Le département d'Alger est créé fin 1848. Le ressort du département est réduit bien plus tard, en 1956. En effet, par décret n° 56-641 du 28 juin 1956, portant réorganisation territoriale de l'Algérie, l'ancien département d'Alger fut divisé en quatre départements : Alger (Alger), Titteri (préfecture Médéa), Cheliff (Orléansville), et Grande-Kabylie (Tizi-Ouzou).

Les fonctions de préfet de région d'Alger ont dès lors existé. Le préfet "Igame" existe dès le 18 juin 1956. Il porte ensuite le titre de secrétaire général régional (décembre 1958), préfet régional (juillet 1959), puis préfet inspecteur général régional (février 1960), époque finale à laquelle, en sus des pouvoirs d'un "Igame" de métropole, il doit s'occuper de développement économique et social.
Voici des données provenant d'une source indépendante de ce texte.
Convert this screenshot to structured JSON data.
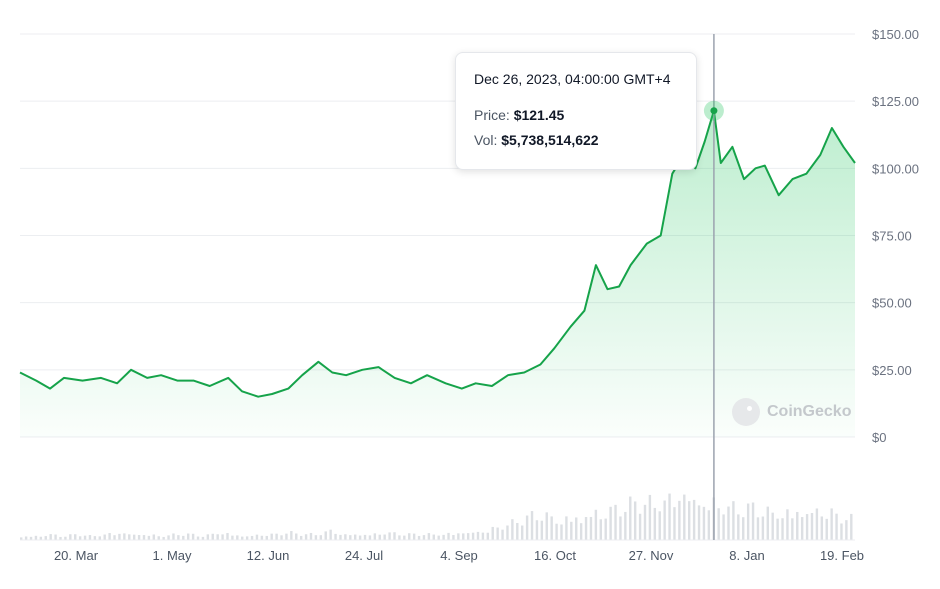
{
  "chart_data": {
    "type": "area",
    "brand": "CoinGecko",
    "colors": {
      "line": "#16a34a",
      "fill": "#22c55e",
      "volume": "#dcdfe3",
      "crosshair": "#9ca3af"
    },
    "yticks": [
      "$150.00",
      "$125.00",
      "$100.00",
      "$75.00",
      "$50.00",
      "$25.00",
      "$0"
    ],
    "ylim": [
      0,
      150
    ],
    "xticks": [
      "20. Mar",
      "1. May",
      "12. Jun",
      "24. Jul",
      "4. Sep",
      "16. Oct",
      "27. Nov",
      "8. Jan",
      "19. Feb"
    ],
    "x_range": [
      "2023-03-01",
      "2024-02-25"
    ],
    "grid": true,
    "series": [
      {
        "type": "line",
        "x": [
          "2023-03-01",
          "2023-03-08",
          "2023-03-14",
          "2023-03-20",
          "2023-03-28",
          "2023-04-05",
          "2023-04-12",
          "2023-04-18",
          "2023-04-25",
          "2023-05-01",
          "2023-05-08",
          "2023-05-15",
          "2023-05-22",
          "2023-05-30",
          "2023-06-05",
          "2023-06-12",
          "2023-06-18",
          "2023-06-25",
          "2023-07-01",
          "2023-07-08",
          "2023-07-14",
          "2023-07-20",
          "2023-07-27",
          "2023-08-03",
          "2023-08-10",
          "2023-08-17",
          "2023-08-24",
          "2023-09-01",
          "2023-09-08",
          "2023-09-14",
          "2023-09-21",
          "2023-09-28",
          "2023-10-05",
          "2023-10-12",
          "2023-10-18",
          "2023-10-25",
          "2023-10-31",
          "2023-11-05",
          "2023-11-10",
          "2023-11-15",
          "2023-11-20",
          "2023-11-27",
          "2023-12-03",
          "2023-12-08",
          "2023-12-13",
          "2023-12-18",
          "2023-12-22",
          "2023-12-26",
          "2023-12-29",
          "2024-01-03",
          "2024-01-08",
          "2024-01-13",
          "2024-01-17",
          "2024-01-23",
          "2024-01-29",
          "2024-02-04",
          "2024-02-10",
          "2024-02-15",
          "2024-02-20",
          "2024-02-25"
        ],
        "y": [
          24,
          21,
          18,
          22,
          21,
          22,
          20,
          25,
          22,
          23,
          21,
          21,
          19,
          22,
          17,
          15,
          16,
          18,
          23,
          28,
          24,
          23,
          25,
          26,
          22,
          20,
          23,
          20,
          18,
          20,
          19,
          23,
          24,
          27,
          33,
          41,
          47,
          64,
          55,
          56,
          64,
          72,
          75,
          98,
          105,
          100,
          110,
          121.45,
          102,
          108,
          96,
          100,
          101,
          90,
          96,
          98,
          105,
          115,
          108,
          102
        ]
      }
    ],
    "volume_relative": [
      2,
      2,
      3,
      2,
      3,
      2,
      3,
      4,
      3,
      3,
      2,
      3,
      3,
      2,
      4,
      3,
      2,
      3,
      3,
      4,
      3,
      3,
      5,
      3,
      3,
      3,
      4,
      3,
      3,
      3,
      3,
      4,
      4,
      5,
      7,
      9,
      12,
      14,
      11,
      12,
      13,
      15,
      16,
      18,
      20,
      19,
      22,
      26,
      21,
      20,
      18,
      16,
      17,
      15,
      14,
      16,
      15,
      17,
      13,
      11
    ],
    "tooltip": {
      "date": "Dec 26, 2023, 04:00:00 GMT+4",
      "price_label": "Price:",
      "price": "$121.45",
      "vol_label": "Vol:",
      "vol": "$5,738,514,622"
    },
    "highlight_x": "2023-12-26",
    "highlight_y": 121.45
  }
}
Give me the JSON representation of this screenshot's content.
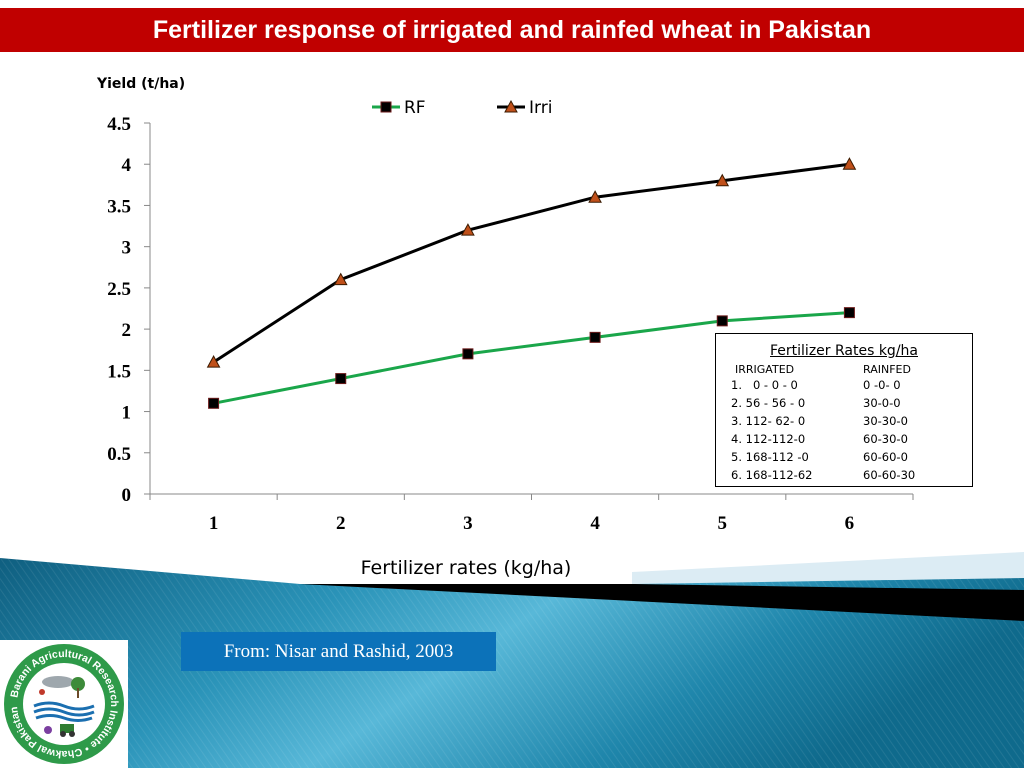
{
  "title": "Fertilizer response of irrigated and rainfed wheat in Pakistan",
  "source": "From: Nisar and Rashid, 2003",
  "logo": {
    "text": "Barani Agricultural Research Institute • Chakwal Pakistan •",
    "ring_color": "#2e9a49"
  },
  "rates_table": {
    "title": "Fertilizer Rates kg/ha",
    "headers": [
      "IRRIGATED",
      "RAINFED"
    ],
    "rows": [
      [
        "1.   0 - 0 - 0",
        "0 -0- 0"
      ],
      [
        "2. 56 - 56 - 0",
        "30-0-0"
      ],
      [
        "3. 112- 62- 0",
        "30-30-0"
      ],
      [
        "4. 112-112-0",
        "60-30-0"
      ],
      [
        "5. 168-112 -0",
        "60-60-0"
      ],
      [
        "6. 168-112-62",
        "60-60-30"
      ]
    ]
  },
  "chart_data": {
    "type": "line",
    "x": [
      1,
      2,
      3,
      4,
      5,
      6
    ],
    "x_tick_labels": [
      "1",
      "2",
      "3",
      "4",
      "5",
      "6"
    ],
    "y_tick_labels": [
      "0",
      "0.5",
      "1",
      "1.5",
      "2",
      "2.5",
      "3",
      "3.5",
      "4",
      "4.5"
    ],
    "ylim": [
      0,
      4.5
    ],
    "ylabel": "Yield (t/ha)",
    "xlabel": "Fertilizer rates (kg/ha)",
    "grid": false,
    "legend_position": "top",
    "series": [
      {
        "name": "RF",
        "values": [
          1.1,
          1.4,
          1.7,
          1.9,
          2.1,
          2.2
        ],
        "color": "#1aa64a",
        "marker": "square",
        "marker_color": "#000000"
      },
      {
        "name": "Irri",
        "values": [
          1.6,
          2.6,
          3.2,
          3.6,
          3.8,
          4.0
        ],
        "color": "#000000",
        "marker": "triangle",
        "marker_color": "#c0501a"
      }
    ]
  },
  "colors": {
    "title_bg": "#c00000",
    "source_bg": "#0c72b9",
    "footer_teal": "#2b9dbf"
  }
}
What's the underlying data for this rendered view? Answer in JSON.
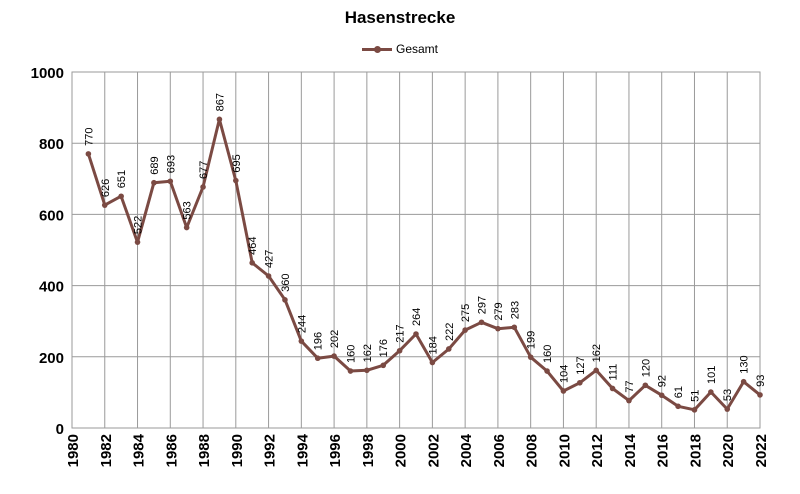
{
  "chart_data": {
    "type": "line",
    "title": "Hasenstrecke",
    "xlabel": "",
    "ylabel": "",
    "xlim": [
      1980,
      2022
    ],
    "ylim": [
      0,
      1000
    ],
    "yticks": [
      0,
      200,
      400,
      600,
      800,
      1000
    ],
    "xticks": [
      1980,
      1982,
      1984,
      1986,
      1988,
      1990,
      1992,
      1994,
      1996,
      1998,
      2000,
      2002,
      2004,
      2006,
      2008,
      2010,
      2012,
      2014,
      2016,
      2018,
      2020,
      2022
    ],
    "grid": true,
    "legend_position": "top-center",
    "color": "#7B4A43",
    "series": [
      {
        "name": "Gesamt",
        "x": [
          1981,
          1982,
          1983,
          1984,
          1985,
          1986,
          1987,
          1988,
          1989,
          1990,
          1991,
          1992,
          1993,
          1994,
          1995,
          1996,
          1997,
          1998,
          1999,
          2000,
          2001,
          2002,
          2003,
          2004,
          2005,
          2006,
          2007,
          2008,
          2009,
          2010,
          2011,
          2012,
          2013,
          2014,
          2015,
          2016,
          2017,
          2018,
          2019,
          2020,
          2021,
          2022
        ],
        "values": [
          770,
          626,
          651,
          522,
          689,
          693,
          563,
          677,
          867,
          695,
          464,
          427,
          360,
          244,
          196,
          202,
          160,
          162,
          176,
          217,
          264,
          184,
          222,
          275,
          297,
          279,
          283,
          199,
          160,
          104,
          127,
          162,
          111,
          77,
          120,
          92,
          61,
          51,
          101,
          53,
          130,
          93
        ]
      }
    ]
  }
}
Les titulaires de cette charge de préfet de région, différents du préfet d'Alger, furent François Collaveri en 1956, Serge Baret de décembre 1956 à mai 1958, le général Allard en juin 1958, chef du corps d'armée d'Alger, puis le général Jacques Massu (juillet 1958-janvier 1960) également général commandant le corps d'armée d'Alger, et qui exerçait déjà depuis 1957 certains pouvoirs civils, délégués par le préfet Baret ; enfin Jean Chapel en janvier 1959, qui eut au début un cabinet commun avec le général Massu (divisé en un cabinet civil et un cabinet militaire), puis son propre cabinet, et qui partit en août 1961. Il y eut également un préfet de police à Alger à partir de mars 1961.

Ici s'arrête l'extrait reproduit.